As businesses get more and more complex, with multiple brands, products, customers and markets, it’s common for data to get out of hand and teams to end up sitting on a mound of inefficiencies. Many businesses have areas where pricing is inconsistent, ineffective trade spend accounts for large proportions of the P&L, and pack formats miss opportunities to meet consumer need states. This isn’t a model that’s fit for growth, and companies end up losing money, month after month.
Different organisations are at different stages on the revenue management journey, one which began for many businesses about 15 years ago. Many are driving revenue management strategies through a combination of regional and local initiatives. Managing this can be a huge task for large businesses to deal with, and with lots of confusion around where revenue management teams fit, business complexity can easily overwhelm teams.
The benefits of revenue management
When executed in the right way, revenue management practices can result in a huge boost in both revenues and profitability. Margin improvements can go straight to the bottom line or be reinvested to grow the business in other areas. Through our work with clients, we’ve seen significant ROI gains through increased net profitability, reduced price exposure and mitigation of pricing risk, as well as conversion of ineffective trade spend to working spend. As well as financial gains, revenue management practices enable facilitation of ‘win-win’ conversations with retailers, allowing focused discussions on long term category growth so both benefit from the partnership.

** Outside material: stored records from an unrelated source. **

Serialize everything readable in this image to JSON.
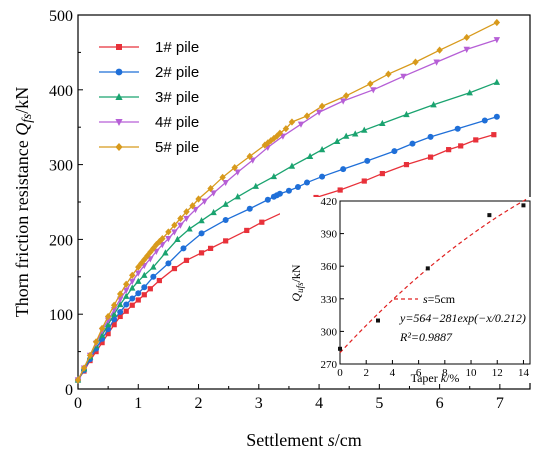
{
  "chart_data": [
    {
      "type": "line",
      "xlabel": "Settlement s/cm",
      "ylabel": "Thorn friction resistance Q_fs/kN",
      "xlim": [
        0,
        7.5
      ],
      "ylim": [
        0,
        500
      ],
      "xticks": [
        0,
        1,
        2,
        3,
        4,
        5,
        6,
        7
      ],
      "yticks": [
        0,
        100,
        200,
        300,
        400,
        500
      ],
      "legend_placement": "top-left",
      "series": [
        {
          "name": "1# pile",
          "color": "#e8313a",
          "marker": "square",
          "x": [
            0,
            0.1,
            0.2,
            0.3,
            0.4,
            0.5,
            0.6,
            0.7,
            0.8,
            0.9,
            1.0,
            1.1,
            1.2,
            1.35,
            1.6,
            1.8,
            2.05,
            2.2,
            2.45,
            2.8,
            3.05,
            3.4,
            3.95,
            4.35,
            4.75,
            5.05,
            5.45,
            5.85,
            6.15,
            6.35,
            6.6,
            6.9
          ],
          "y": [
            12,
            24,
            38,
            50,
            62,
            74,
            86,
            97,
            104,
            112,
            119,
            126,
            134,
            145,
            161,
            172,
            182,
            188,
            198,
            212,
            223,
            236,
            256,
            266,
            278,
            288,
            300,
            310,
            320,
            325,
            333,
            340
          ]
        },
        {
          "name": "2# pile",
          "color": "#1f6fd8",
          "marker": "circle",
          "x": [
            0,
            0.1,
            0.2,
            0.3,
            0.4,
            0.5,
            0.6,
            0.7,
            0.8,
            0.9,
            1.0,
            1.1,
            1.25,
            1.5,
            1.75,
            2.05,
            2.45,
            2.85,
            3.15,
            3.25,
            3.3,
            3.35,
            3.5,
            3.65,
            3.8,
            4.05,
            4.4,
            4.8,
            5.25,
            5.55,
            5.85,
            6.3,
            6.75,
            6.95
          ],
          "y": [
            12,
            25,
            40,
            54,
            67,
            80,
            93,
            103,
            113,
            121,
            128,
            136,
            150,
            168,
            188,
            208,
            226,
            241,
            253,
            257,
            259,
            261,
            265,
            270,
            276,
            284,
            294,
            305,
            318,
            328,
            337,
            348,
            359,
            364
          ]
        },
        {
          "name": "3# pile",
          "color": "#1aa36f",
          "marker": "triangle-up",
          "x": [
            0,
            0.1,
            0.2,
            0.3,
            0.4,
            0.5,
            0.6,
            0.7,
            0.8,
            0.9,
            1.0,
            1.1,
            1.25,
            1.45,
            1.65,
            1.85,
            2.05,
            2.25,
            2.45,
            2.65,
            2.95,
            3.25,
            3.55,
            3.85,
            4.05,
            4.3,
            4.45,
            4.6,
            4.75,
            5.05,
            5.45,
            5.9,
            6.5,
            6.95
          ],
          "y": [
            12,
            27,
            43,
            58,
            72,
            86,
            100,
            113,
            124,
            135,
            144,
            152,
            163,
            182,
            200,
            214,
            225,
            236,
            247,
            257,
            271,
            284,
            298,
            311,
            320,
            331,
            338,
            341,
            346,
            355,
            367,
            380,
            396,
            410
          ]
        },
        {
          "name": "4# pile",
          "color": "#b65fd6",
          "marker": "triangle-down",
          "x": [
            0,
            0.1,
            0.2,
            0.3,
            0.4,
            0.5,
            0.6,
            0.7,
            0.8,
            0.9,
            1.0,
            1.1,
            1.2,
            1.3,
            1.4,
            1.5,
            1.6,
            1.7,
            1.8,
            1.95,
            2.1,
            2.25,
            2.45,
            2.65,
            2.9,
            3.15,
            3.4,
            3.7,
            4.0,
            4.4,
            4.9,
            5.4,
            5.95,
            6.45,
            6.95
          ],
          "y": [
            12,
            28,
            45,
            61,
            78,
            92,
            106,
            120,
            132,
            144,
            155,
            165,
            174,
            184,
            193,
            201,
            210,
            219,
            228,
            240,
            251,
            262,
            276,
            290,
            306,
            323,
            338,
            354,
            370,
            385,
            400,
            418,
            437,
            454,
            467
          ]
        },
        {
          "name": "5# pile",
          "color": "#d89a1c",
          "marker": "diamond",
          "x": [
            0,
            0.1,
            0.2,
            0.3,
            0.4,
            0.5,
            0.6,
            0.7,
            0.8,
            0.9,
            1.0,
            1.05,
            1.1,
            1.15,
            1.2,
            1.25,
            1.3,
            1.35,
            1.4,
            1.5,
            1.6,
            1.7,
            1.8,
            1.9,
            2.0,
            2.2,
            2.4,
            2.6,
            2.85,
            3.1,
            3.15,
            3.2,
            3.25,
            3.3,
            3.35,
            3.45,
            3.55,
            3.8,
            4.05,
            4.45,
            4.85,
            5.15,
            5.6,
            6.0,
            6.45,
            6.95
          ],
          "y": [
            12,
            28,
            45,
            63,
            81,
            97,
            112,
            127,
            140,
            152,
            163,
            168,
            173,
            178,
            183,
            188,
            193,
            197,
            201,
            210,
            219,
            228,
            237,
            245,
            254,
            268,
            283,
            296,
            311,
            326,
            329,
            332,
            335,
            338,
            342,
            348,
            357,
            365,
            378,
            392,
            408,
            421,
            437,
            453,
            470,
            490
          ]
        }
      ]
    },
    {
      "type": "scatter",
      "xlabel": "Taper k/%",
      "ylabel": "Q_ufs/kN",
      "xlim": [
        0,
        14.5
      ],
      "ylim": [
        270,
        420
      ],
      "xticks": [
        0,
        2,
        4,
        6,
        8,
        10,
        12,
        14
      ],
      "yticks": [
        270,
        300,
        330,
        360,
        390,
        420
      ],
      "legend_placement": "bottom-right",
      "points": {
        "x": [
          0,
          2.9,
          6.7,
          11.4,
          14.0
        ],
        "y": [
          284,
          310,
          358,
          407,
          416
        ],
        "color": "#111111"
      },
      "fit": {
        "legend_label": "s=5cm",
        "color": "#e02020",
        "equation": "y=564−281exp(−x/0.212)",
        "r2_label": "R²=0.9887"
      }
    }
  ]
}
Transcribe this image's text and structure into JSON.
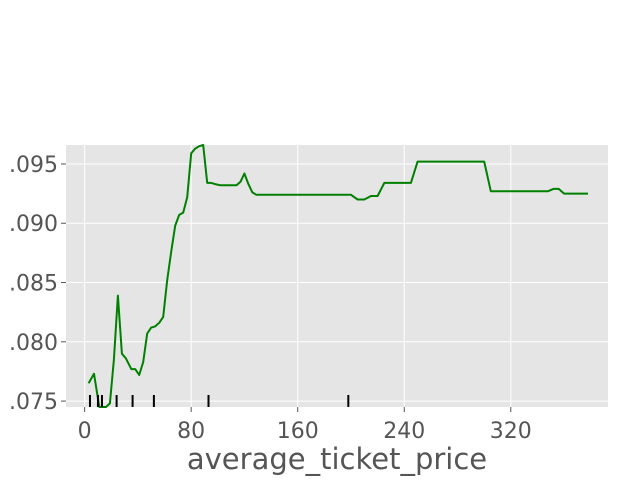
{
  "chart_data": {
    "type": "line",
    "title": "",
    "xlabel": "average_ticket_price",
    "ylabel": "",
    "xlim": [
      -14,
      393
    ],
    "ylim": [
      0.0745,
      0.0966
    ],
    "xticks": [
      0,
      80,
      160,
      240,
      320
    ],
    "yticks": [
      0.075,
      0.08,
      0.085,
      0.09,
      0.095
    ],
    "ytick_labels": [
      ".075",
      ".080",
      ".085",
      ".090",
      ".095"
    ],
    "grid": true,
    "legend": "none",
    "colors": {
      "line": "#008000",
      "background": "#e5e5e5",
      "grid": "#ffffff",
      "rug": "#000000"
    },
    "series": [
      {
        "x": [
          3,
          7,
          11,
          13,
          16,
          19,
          22,
          25,
          28,
          31,
          35,
          38,
          41,
          44,
          47,
          50,
          53,
          56,
          59,
          62,
          65,
          68,
          71,
          74,
          77,
          80,
          83,
          86,
          89,
          92,
          95,
          98,
          102,
          105,
          108,
          111,
          114,
          117,
          120,
          123,
          126,
          129,
          132,
          135,
          138,
          141,
          144,
          147,
          150,
          153,
          156,
          159,
          165,
          170,
          175,
          180,
          185,
          190,
          195,
          200,
          205,
          210,
          215,
          220,
          225,
          230,
          240,
          245,
          250,
          260,
          270,
          280,
          290,
          300,
          305,
          310,
          320,
          330,
          340,
          348,
          352,
          356,
          360,
          364,
          370,
          378
        ],
        "y": [
          0.0765,
          0.0773,
          0.0745,
          0.0745,
          0.0745,
          0.0748,
          0.0785,
          0.0839,
          0.079,
          0.0786,
          0.0777,
          0.0777,
          0.0772,
          0.0783,
          0.0807,
          0.0812,
          0.0813,
          0.0816,
          0.0821,
          0.0852,
          0.0876,
          0.0898,
          0.0907,
          0.0909,
          0.0922,
          0.0959,
          0.0963,
          0.0965,
          0.0966,
          0.0934,
          0.0934,
          0.0933,
          0.0932,
          0.0932,
          0.0932,
          0.0932,
          0.0932,
          0.0935,
          0.0942,
          0.0933,
          0.0926,
          0.0924,
          0.0924,
          0.0924,
          0.0924,
          0.0924,
          0.0924,
          0.0924,
          0.0924,
          0.0924,
          0.0924,
          0.0924,
          0.0924,
          0.0924,
          0.0924,
          0.0924,
          0.0924,
          0.0924,
          0.0924,
          0.0924,
          0.092,
          0.092,
          0.0923,
          0.0923,
          0.0934,
          0.0934,
          0.0934,
          0.0934,
          0.0952,
          0.0952,
          0.0952,
          0.0952,
          0.0952,
          0.0952,
          0.0927,
          0.0927,
          0.0927,
          0.0927,
          0.0927,
          0.0927,
          0.0929,
          0.0929,
          0.0925,
          0.0925,
          0.0925,
          0.0925
        ]
      }
    ],
    "rug_x": [
      4,
      10,
      13,
      24,
      36,
      52,
      93,
      198
    ]
  }
}
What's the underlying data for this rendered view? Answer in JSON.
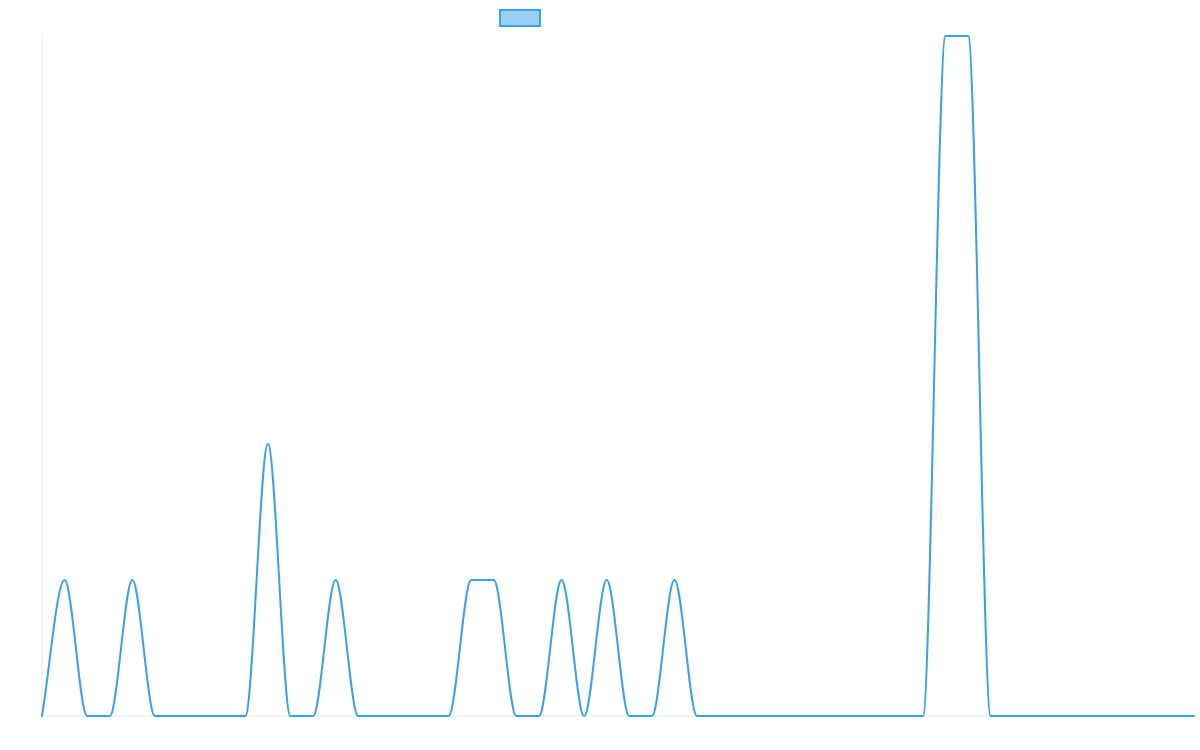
{
  "chart_data": {
    "type": "line",
    "title": "",
    "xlabel": "",
    "ylabel": "",
    "x": [
      0,
      1,
      2,
      3,
      4,
      5,
      6,
      7,
      8,
      9,
      10,
      11,
      12,
      13,
      14,
      15,
      16,
      17,
      18,
      19,
      20,
      21,
      22,
      23,
      24,
      25,
      26,
      27,
      28,
      29,
      30,
      31,
      32,
      33,
      34,
      35,
      36,
      37,
      38,
      39,
      40,
      41,
      42,
      43,
      44,
      45,
      46,
      47,
      48,
      49,
      50,
      51
    ],
    "ylim": [
      0,
      5
    ],
    "grid": false,
    "legend_position": "top-center",
    "series": [
      {
        "color": "#36a2eb",
        "fill_color": "#9ad0f5",
        "values": [
          0,
          1,
          0,
          0,
          1,
          0,
          0,
          0,
          0,
          0,
          2,
          0,
          0,
          1,
          0,
          0,
          0,
          0,
          0,
          1,
          1,
          0,
          0,
          1,
          0,
          1,
          0,
          0,
          1,
          0,
          0,
          0,
          0,
          0,
          0,
          0,
          0,
          0,
          0,
          0,
          5,
          5,
          0,
          0,
          0,
          0,
          0,
          0,
          0,
          0,
          0,
          0
        ]
      }
    ]
  }
}
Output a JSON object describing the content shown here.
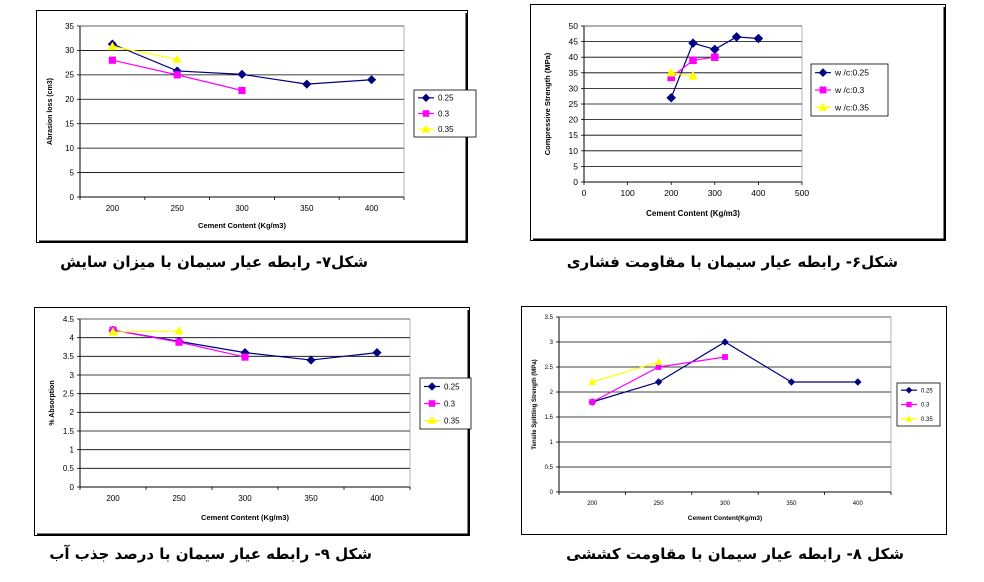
{
  "colors": {
    "s025": "#000080",
    "s03": "#FF00FF",
    "s035": "#FFFF00",
    "grid": "#000000",
    "frame": "#000000",
    "plot_bg": "#FFFFFF"
  },
  "captions": {
    "fig7": "شکل۷- رابطه عیار سیمان با میزان سایش",
    "fig6": "شکل۶- رابطه عیار سیمان با مقاومت فشاری",
    "fig9": "شکل ۹- رابطه عیار سیمان با درصد جذب آب",
    "fig8": "شکل ۸- رابطه عیار سیمان با مقاومت کششی"
  },
  "chart_data": [
    {
      "id": "fig7",
      "type": "line",
      "xlabel": "Cement Content (Kg/m3)",
      "ylabel": "Abrasion loss (cm3)",
      "categories": [
        "200",
        "250",
        "300",
        "350",
        "400"
      ],
      "ylim": [
        0,
        35
      ],
      "yticks": [
        0,
        5,
        10,
        15,
        20,
        25,
        30,
        35
      ],
      "grid": true,
      "legend": "right",
      "series": [
        {
          "name": "0.25",
          "color": "#000080",
          "marker": "diamond",
          "values": [
            31.3,
            25.8,
            25.1,
            23.1,
            24.0
          ]
        },
        {
          "name": "0.3",
          "color": "#FF00FF",
          "marker": "square",
          "values": [
            28.0,
            25.0,
            21.8,
            null,
            null
          ]
        },
        {
          "name": "0.35",
          "color": "#FFFF00",
          "marker": "triangle",
          "values": [
            30.8,
            28.2,
            null,
            null,
            null
          ]
        }
      ]
    },
    {
      "id": "fig6",
      "type": "line",
      "xlabel": "Cement Content (Kg/m3)",
      "ylabel": "Compressive Strength (MPa)",
      "xlim": [
        0,
        500
      ],
      "xticks": [
        0,
        100,
        200,
        300,
        400,
        500
      ],
      "ylim": [
        0,
        50
      ],
      "yticks": [
        0,
        5,
        10,
        15,
        20,
        25,
        30,
        35,
        40,
        45,
        50
      ],
      "grid": true,
      "legend": "right",
      "series": [
        {
          "name": "w /c:0.25",
          "color": "#000080",
          "marker": "diamond",
          "x": [
            200,
            250,
            300,
            350,
            400
          ],
          "values": [
            27,
            44.5,
            42.5,
            46.5,
            46
          ]
        },
        {
          "name": "w /c:0.3",
          "color": "#FF00FF",
          "marker": "square",
          "x": [
            200,
            250,
            300
          ],
          "values": [
            33.5,
            39,
            40
          ]
        },
        {
          "name": "w /c:0.35",
          "color": "#FFFF00",
          "marker": "triangle",
          "x": [
            200,
            250
          ],
          "values": [
            35,
            34
          ]
        }
      ]
    },
    {
      "id": "fig9",
      "type": "line",
      "xlabel": "Cement Content (Kg/m3)",
      "ylabel": "% Absorption",
      "categories": [
        "200",
        "250",
        "300",
        "350",
        "400"
      ],
      "ylim": [
        0,
        4.5
      ],
      "yticks": [
        0,
        0.5,
        1,
        1.5,
        2,
        2.5,
        3,
        3.5,
        4,
        4.5
      ],
      "grid": true,
      "legend": "right",
      "series": [
        {
          "name": "0.25",
          "color": "#000080",
          "marker": "diamond",
          "values": [
            4.2,
            3.9,
            3.6,
            3.4,
            3.6
          ]
        },
        {
          "name": "0.3",
          "color": "#FF00FF",
          "marker": "square",
          "values": [
            4.2,
            3.88,
            3.48,
            null,
            null
          ]
        },
        {
          "name": "0.35",
          "color": "#FFFF00",
          "marker": "triangle",
          "values": [
            4.15,
            4.18,
            null,
            null,
            null
          ]
        }
      ]
    },
    {
      "id": "fig8",
      "type": "line",
      "xlabel": "Cement Content(Kg/m3)",
      "ylabel": "Tensile Splitting Strength (MPa)",
      "categories": [
        "200",
        "250",
        "300",
        "350",
        "400"
      ],
      "ylim": [
        0,
        3.5
      ],
      "yticks": [
        0,
        0.5,
        1,
        1.5,
        2,
        2.5,
        3,
        3.5
      ],
      "grid": true,
      "legend": "right",
      "series": [
        {
          "name": "0.25",
          "color": "#000080",
          "marker": "diamond",
          "values": [
            1.8,
            2.2,
            3.0,
            2.2,
            2.2
          ]
        },
        {
          "name": "0.3",
          "color": "#FF00FF",
          "marker": "square",
          "values": [
            1.8,
            2.5,
            2.7,
            null,
            null
          ]
        },
        {
          "name": "0.35",
          "color": "#FFFF00",
          "marker": "triangle",
          "values": [
            2.2,
            2.6,
            null,
            null,
            null
          ]
        }
      ]
    }
  ]
}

In today’s retail environment, revenue management is a vital resource for any consumer goods company, with rigorous data management and problem solving a fundamental requirement.
Revenue management is for the forward thinking manufacturer. It’s working smarter, it’s using inner levers for growth, and building a structure for success that drives efficiency going forward. Revenue management takes many forms and permeates lots of business infrastructure – it’s a function, a process, a discipline and a mindset, and it takes work and expertise to sustain.
Building on revenue management capability means businesses stay ahead of the competition and avoid throwing money away in the form of ineffective trade spend. It also allows for dynamism – something proven to be a necessity throughout the pandemic.